Don Armando sabía mejor que nadie que, hoy en día, era la familia Jiménez la que necesitaba a Julián.
No Julián a la familia Jiménez.
Tras las palabras de Don Armando, Julián finalmente habló, con un tono tranquilo pero inquebrantable.
—Abuelo, solo la quiero a ella. —Sus palabras no admitían réplica; había dejado sus intenciones cristalinas.
Don Armando se quedó mudo al instante.
Julián no hizo ningún esfuerzo por romper el silencio.
Hasta que Don Armando volvió a hablar:
—Si de verdad vas a empeñarte en esto, al menos ella tiene que tener el historial limpio. No podemos permitir que la familia Serrano venga a señalarnos con el dedo y a exigirnos explicaciones.

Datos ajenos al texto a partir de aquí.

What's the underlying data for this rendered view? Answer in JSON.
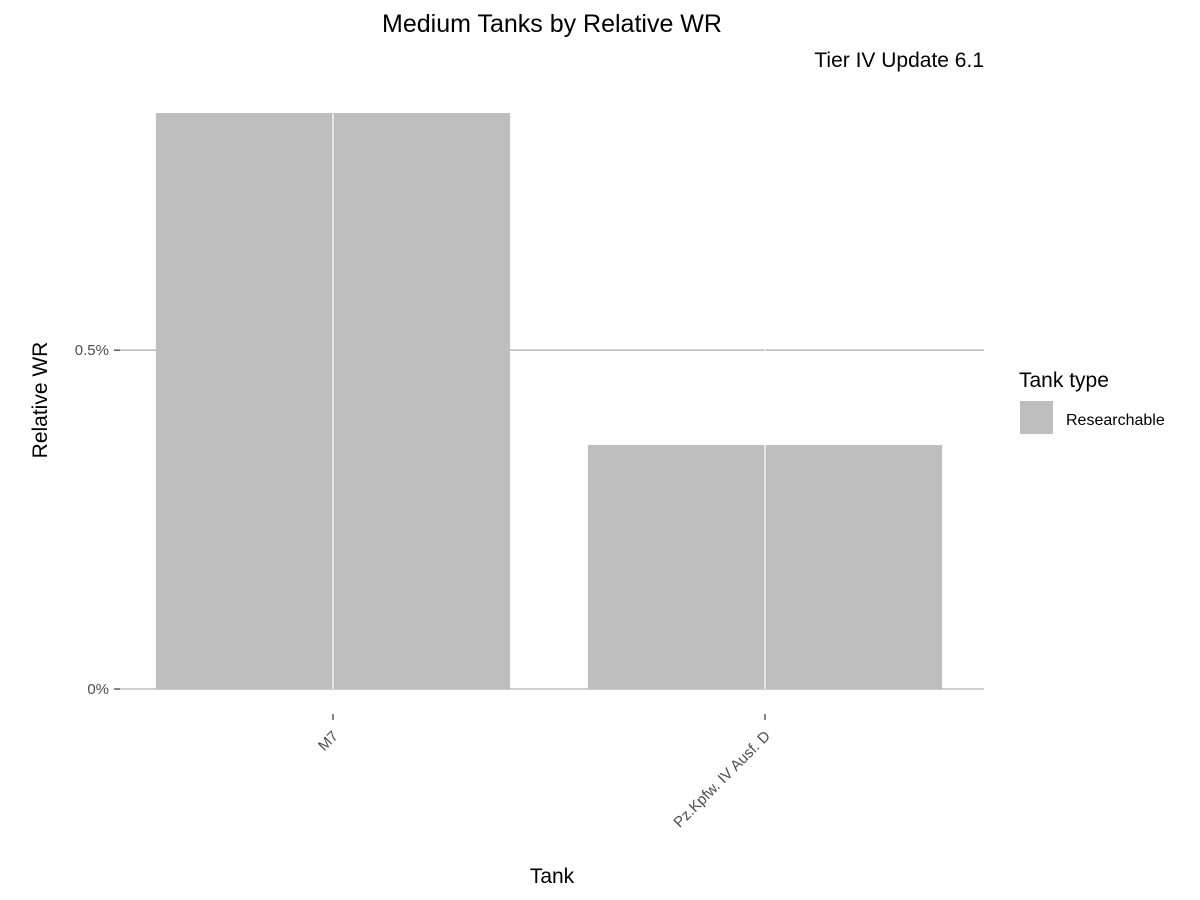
{
  "chart_data": {
    "type": "bar",
    "title": "Medium Tanks by Relative WR",
    "subtitle": "Tier IV Update 6.1",
    "xlabel": "Tank",
    "ylabel": "Relative WR",
    "categories": [
      "M7",
      "Pz.Kpfw. IV Ausf. D"
    ],
    "series": [
      {
        "name": "Researchable",
        "values": [
          0.0085,
          0.0036
        ]
      }
    ],
    "ylim": [
      0,
      0.0085
    ],
    "yticks": [
      0,
      0.005
    ],
    "ytick_labels": [
      "0%",
      "0.5%"
    ],
    "grid": true,
    "legend": {
      "title": "Tank type",
      "position": "right",
      "entries": [
        "Researchable"
      ]
    },
    "colors": {
      "bar": "#bebebe",
      "grid": "#bebebe",
      "background": "#ffffff"
    }
  }
}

—Entendido —respondió Julián secamente.
Don Armando no dijo nada más y colgó.
Julián sabía que podía ser rebelde y hacer lo que le diera la gana.
Pero por el bien de Vanesa, tenía que contener su propio temperamento.
Lo entendía mejor que nadie.
Si realmente se empecinaba en hacer las cosas a su modo, no es que fuera imposible.
Pero entonces la familia Jiménez inevitablemente tendría prejuicios hacia Vanesa.
Julián no quería arruinarle el camino a futuro.
Casi en el instante en que Julián cortó la llamada, los guardaespaldas entraron en la habitación.
—Joven Julián —saludó el guardaespaldas con respeto.
Julián lo miró con indiferencia, sin mostrar ninguna reacción evidente.